Asian Beauty “Standards”

A standard is an “average” or “norm” or “common factor”. Yet, ironically, when ever we talk about standards in terms of beauty, we inflate them to the point of impossibility. Sure we call them “high” but high is at least attainable. Beauty standards around the world have become unrealistic for the average, normal, common, or standard person.

Where do these crazy beauty standards come from? Some of them are innate, such as being attracted to big breast, which signal fertility and being able to produce large amounts of milk for offspring. But most of the beauty standards we see are created and perpetuated by society.

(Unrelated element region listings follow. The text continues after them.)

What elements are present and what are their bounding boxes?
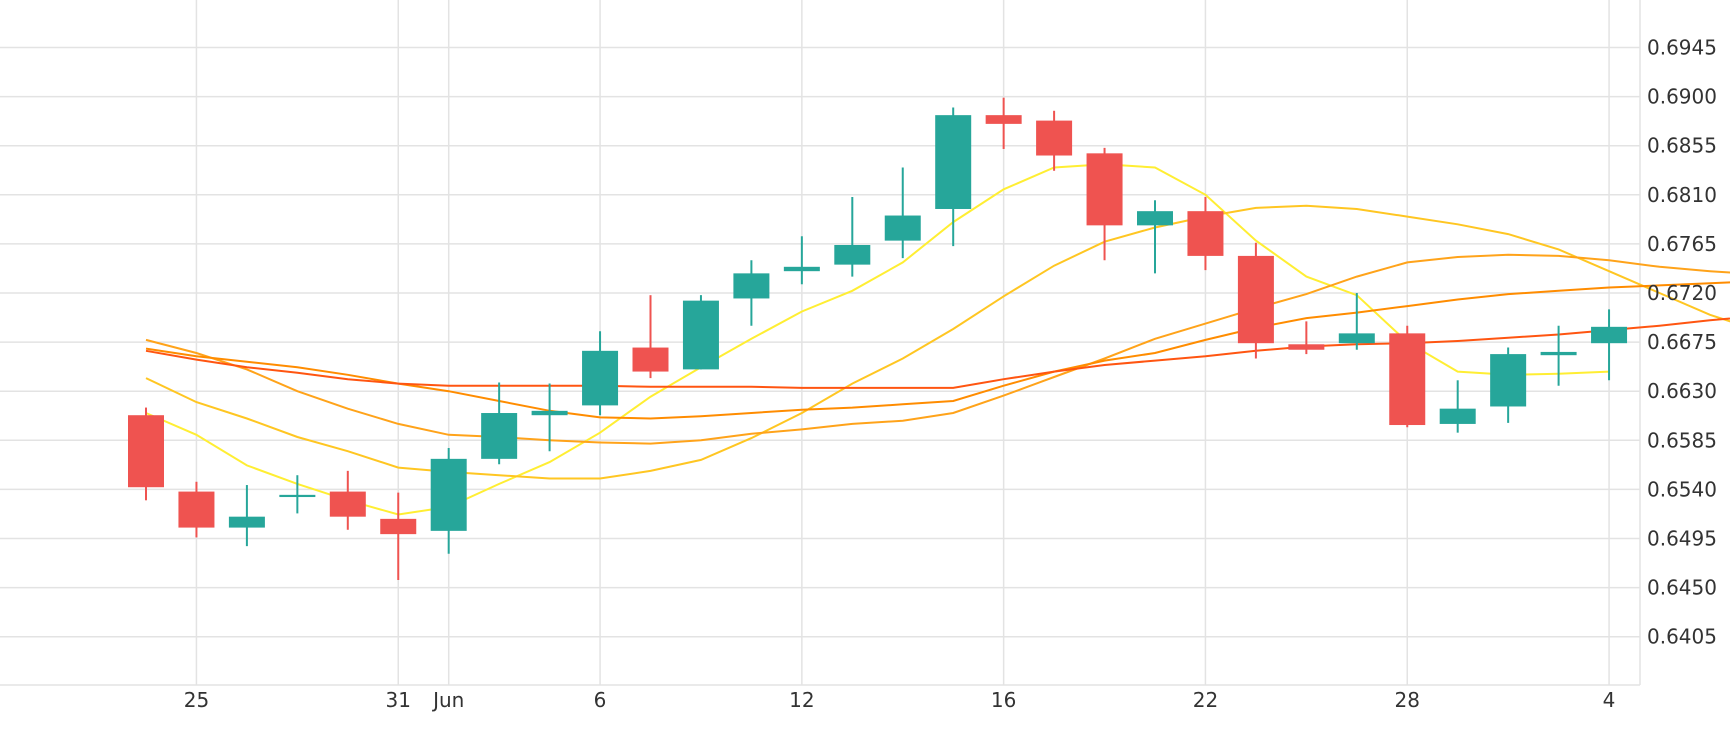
y-tick-label: 0.6540 [1647,477,1717,501]
x-tick-label: 4 [1603,688,1616,712]
y-tick-label: 0.6675 [1647,330,1717,354]
candle [178,481,215,538]
candle [582,331,619,416]
candle-body [632,347,669,372]
moving-average-line-5 [145,317,1730,389]
moving-average-lines [145,163,1730,516]
y-tick-label: 0.6450 [1647,576,1717,600]
candle-body [1490,354,1527,407]
x-tick-label: 12 [789,688,814,712]
candle-body [1540,351,1577,356]
candle [1187,196,1224,271]
candles [128,97,1628,580]
candle [279,475,316,514]
candle [632,295,669,379]
y-tick-label: 0.6720 [1647,281,1717,305]
moving-average-line-2 [145,204,1730,480]
candle [531,383,568,452]
candle-body [1187,211,1224,256]
candle-body [279,494,316,498]
y-tick-label: 0.6900 [1647,85,1717,109]
y-tick-label: 0.6495 [1647,527,1717,551]
candle [1288,321,1325,355]
candle-body [128,415,164,488]
candle [1086,147,1123,261]
chart-grid [0,0,1641,686]
y-tick-label: 0.6810 [1647,183,1717,207]
candle [430,447,467,554]
candle-body [430,458,467,531]
x-axis-ticks: 25 31 Jun 6 12 16 22 28 4 [184,688,1616,712]
candle [783,236,820,285]
y-axis-ticks: 0.6945 0.6900 0.6855 0.6810 0.6765 0.6720 0.66… [1647,36,1717,649]
x-tick-label: 16 [991,688,1016,712]
x-tick-label: 6 [594,688,607,712]
y-tick-label: 0.6585 [1647,428,1717,452]
candle-body [935,115,972,209]
candle-body [1036,120,1073,156]
moving-average-line-3 [145,253,1730,445]
candle-body [531,410,568,416]
candle [884,167,921,259]
candle-body [1338,333,1375,344]
candle-body [582,350,619,406]
candle [682,295,719,370]
candle-body [481,413,518,459]
y-tick-label: 0.6945 [1647,36,1717,60]
candle [128,407,164,501]
candle-body [228,516,265,528]
x-tick-label: 22 [1193,688,1218,712]
candle-body [884,215,921,241]
candle-body [178,491,215,528]
candle [481,382,518,465]
x-tick-label: 31 [386,688,411,712]
y-tick-label: 0.6630 [1647,379,1717,403]
candle [985,97,1022,149]
candle [1237,242,1274,359]
candle [1591,309,1628,381]
candle [1137,200,1173,274]
candle [935,107,972,247]
y-tick-label: 0.6405 [1647,625,1717,649]
candle-body [1086,153,1123,226]
candle-body [682,300,719,370]
candle-body [834,244,871,265]
moving-average-line-4 [145,281,1730,420]
candle-body [733,273,770,299]
candle-body [1137,211,1173,226]
candle [380,492,417,580]
candle [329,470,366,530]
candle [1389,325,1426,428]
candle [1036,110,1073,171]
candle [834,196,871,277]
candle [1540,325,1577,386]
candle-body [329,491,366,517]
candle-body [380,518,417,535]
candle-body [1237,255,1274,344]
moving-average-line-1 [145,163,1610,516]
candle-body [1288,344,1325,350]
candle-body [1439,408,1476,424]
candle-body [985,115,1022,124]
x-tick-label: 25 [184,688,209,712]
candle [1338,293,1375,350]
candle-body [1591,326,1628,344]
candle [1490,347,1527,423]
candle-body [1389,333,1426,426]
x-tick-label: 28 [1395,688,1420,712]
y-tick-label: 0.6765 [1647,232,1717,256]
x-tick-label: Jun [431,688,464,712]
candle [733,260,770,326]
candle-body [783,266,820,272]
candle [1439,380,1476,433]
y-tick-label: 0.6855 [1647,134,1717,158]
candle [228,485,265,547]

My theory on the origins of beauty standards, throughout history and in modern times, is that they come from what the majority of people don’t have. For instance, currently everyone wants to be thin or skinny or have a thigh gap.

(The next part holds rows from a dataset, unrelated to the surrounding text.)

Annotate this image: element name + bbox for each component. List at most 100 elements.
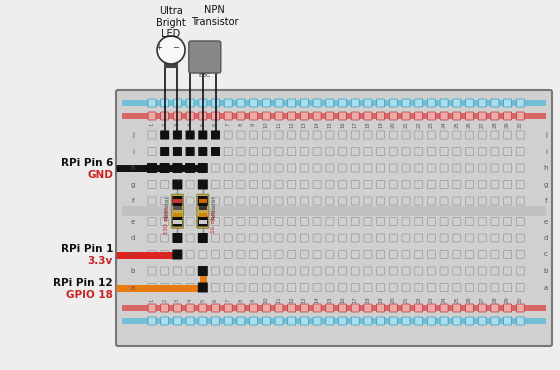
FancyBboxPatch shape [212, 234, 220, 242]
Text: EBC: EBC [199, 73, 211, 78]
FancyBboxPatch shape [313, 283, 321, 292]
Text: RPi Pin 6: RPi Pin 6 [60, 158, 113, 168]
FancyBboxPatch shape [186, 112, 194, 120]
FancyBboxPatch shape [161, 234, 169, 242]
FancyBboxPatch shape [174, 181, 181, 188]
FancyBboxPatch shape [313, 164, 321, 172]
FancyBboxPatch shape [116, 90, 552, 346]
FancyBboxPatch shape [161, 218, 169, 225]
FancyBboxPatch shape [338, 99, 347, 107]
FancyBboxPatch shape [427, 283, 436, 292]
FancyBboxPatch shape [174, 131, 181, 139]
FancyBboxPatch shape [275, 197, 283, 205]
Text: f: f [132, 198, 134, 204]
Bar [173, 213, 181, 217]
FancyBboxPatch shape [351, 267, 359, 275]
Text: 7: 7 [226, 298, 231, 302]
FancyBboxPatch shape [300, 148, 309, 155]
FancyBboxPatch shape [199, 304, 207, 312]
FancyBboxPatch shape [326, 250, 334, 259]
Text: 9: 9 [251, 298, 256, 302]
FancyBboxPatch shape [300, 250, 309, 259]
FancyBboxPatch shape [148, 99, 156, 107]
FancyBboxPatch shape [172, 216, 183, 226]
Text: 1: 1 [150, 298, 155, 302]
FancyBboxPatch shape [262, 283, 270, 292]
FancyBboxPatch shape [351, 181, 359, 188]
Text: 24: 24 [442, 121, 446, 128]
FancyBboxPatch shape [503, 304, 512, 312]
Bar [164, 60, 178, 68]
FancyBboxPatch shape [338, 218, 347, 225]
FancyBboxPatch shape [364, 234, 372, 242]
FancyBboxPatch shape [478, 112, 486, 120]
FancyBboxPatch shape [516, 164, 524, 172]
FancyBboxPatch shape [465, 99, 474, 107]
FancyBboxPatch shape [503, 218, 512, 225]
FancyBboxPatch shape [389, 131, 397, 139]
FancyBboxPatch shape [478, 234, 486, 242]
FancyBboxPatch shape [402, 197, 410, 205]
FancyBboxPatch shape [174, 283, 181, 292]
FancyBboxPatch shape [376, 164, 385, 172]
FancyBboxPatch shape [313, 218, 321, 225]
Text: 3: 3 [175, 298, 180, 302]
FancyBboxPatch shape [161, 304, 169, 312]
FancyBboxPatch shape [516, 283, 524, 292]
FancyBboxPatch shape [300, 181, 309, 188]
FancyBboxPatch shape [161, 317, 169, 325]
FancyBboxPatch shape [364, 283, 372, 292]
FancyBboxPatch shape [376, 267, 385, 275]
Text: g: g [544, 182, 548, 188]
FancyBboxPatch shape [338, 283, 347, 292]
Text: 11: 11 [277, 296, 282, 303]
Bar [122, 318, 546, 324]
Text: 17: 17 [353, 296, 358, 303]
Text: f: f [545, 198, 547, 204]
FancyBboxPatch shape [300, 317, 309, 325]
FancyBboxPatch shape [185, 147, 195, 156]
Text: Ultra
Bright
LED: Ultra Bright LED [156, 6, 186, 39]
Text: 21: 21 [404, 121, 408, 128]
FancyBboxPatch shape [161, 148, 169, 155]
Bar [122, 113, 546, 119]
Text: 8: 8 [239, 122, 244, 126]
FancyBboxPatch shape [288, 164, 296, 172]
Text: d: d [131, 235, 135, 241]
FancyBboxPatch shape [199, 112, 207, 120]
FancyBboxPatch shape [491, 234, 499, 242]
Text: 14: 14 [315, 296, 320, 303]
FancyBboxPatch shape [199, 283, 207, 292]
FancyBboxPatch shape [503, 267, 512, 275]
FancyBboxPatch shape [478, 164, 486, 172]
FancyBboxPatch shape [313, 131, 321, 139]
FancyBboxPatch shape [186, 197, 194, 205]
FancyBboxPatch shape [262, 164, 270, 172]
FancyBboxPatch shape [453, 283, 461, 292]
FancyBboxPatch shape [491, 112, 499, 120]
FancyBboxPatch shape [212, 304, 220, 312]
FancyBboxPatch shape [516, 234, 524, 242]
FancyBboxPatch shape [262, 131, 270, 139]
FancyBboxPatch shape [250, 218, 258, 225]
FancyBboxPatch shape [262, 250, 270, 259]
FancyBboxPatch shape [199, 197, 207, 205]
FancyBboxPatch shape [288, 112, 296, 120]
FancyBboxPatch shape [415, 131, 423, 139]
FancyBboxPatch shape [288, 283, 296, 292]
FancyBboxPatch shape [275, 112, 283, 120]
FancyBboxPatch shape [376, 234, 385, 242]
FancyBboxPatch shape [351, 112, 359, 120]
FancyBboxPatch shape [427, 99, 436, 107]
FancyBboxPatch shape [148, 317, 156, 325]
FancyBboxPatch shape [197, 194, 209, 228]
FancyBboxPatch shape [250, 304, 258, 312]
FancyBboxPatch shape [453, 197, 461, 205]
FancyBboxPatch shape [364, 250, 372, 259]
FancyBboxPatch shape [402, 317, 410, 325]
Text: 16: 16 [340, 296, 345, 303]
FancyBboxPatch shape [224, 181, 232, 188]
FancyBboxPatch shape [389, 283, 397, 292]
FancyBboxPatch shape [186, 304, 194, 312]
FancyBboxPatch shape [503, 250, 512, 259]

Why? because it is much easier to eat that burger and shake for lunch than it is to pass it over for a salad and water. It is also easier to sit on the couch and watch Netflix all day while sipping on a glass of wine than it is to walk around outside or go on a hike with your friends.

Being in peak, ideal shape is hard. Because it’s so hard, the majority of America is not skinny. We are the second heaviest country in the world. We envy the smaller portion of the population who are thin and fit. 

The minority is the “standard” of beauty and what everyone seeks to look like.

Still don’t believe me? Well look back in history. Centuries ago, being a little bigger or overweight was seen as beautiful. Food back then was scarce and the only people who were able to afford food were the wealthy, who made up a very small portion of the population. The majority, who were thin and unable to gain weight wanted to be fatter.

The same goes for Asians. We also want to be thin but instead of tan (like Americans), Asians want to be a pale as possible. Translucent, even. Borderline looking like we have a terminal illness. Majority of Asians are not born pale. This came from the fact that, a long time ago, being pale signaled high status and wealth. That you didn’t have to work outside, or even work at all. 

Also, if it wasn’t obvious, having big eyes in Asian cultures is considered beautiful. It is typical for most Asians (yes, even men) to get a form of plastic surgery that creates a “double-lid” which makes your eyes bigger. Only 30% of the Korean population is born with this naturally.

And the bigger your eyes, the more you are envied. If you want to get even more ridiculous, the shape of your double eye lid or the way your lid creases, can vary the degree of envy you receive. 

Why are these features considered the beauty standard in Asia? Do they have anything to do with actual innate or evolutionary attractions we cannot help? Nope. It is because the majority of people don’t have them. They are rare. Most things that are rare are sought after and envied.

It is, however, innate in human beings to want to differentiate ourselves from each other through hierarchies. We want to create divides between the “haves” and the “have nots” especially when it comes to beauty because it can be easily and quickly judged.

But all of this wanting what you do not have is silly. Making all these features the “standard” is slowly killing the self-esteem of women (and men) everywhere. It is creating a society filled with girls who have terrible body images. It is also fostering a lot of self-hate and inability to accept oneself for who they are.

It’s even sillier to realize, it is impossible to have been born with all of the features that we call the “standard”. Majority of people do not look like what we label as the “standard”. Why should the bigger portions of populations want to look like a very small group of people? The standard of beauty should be the majority, not the minority. 

Silly society, beauty standards are for idiots.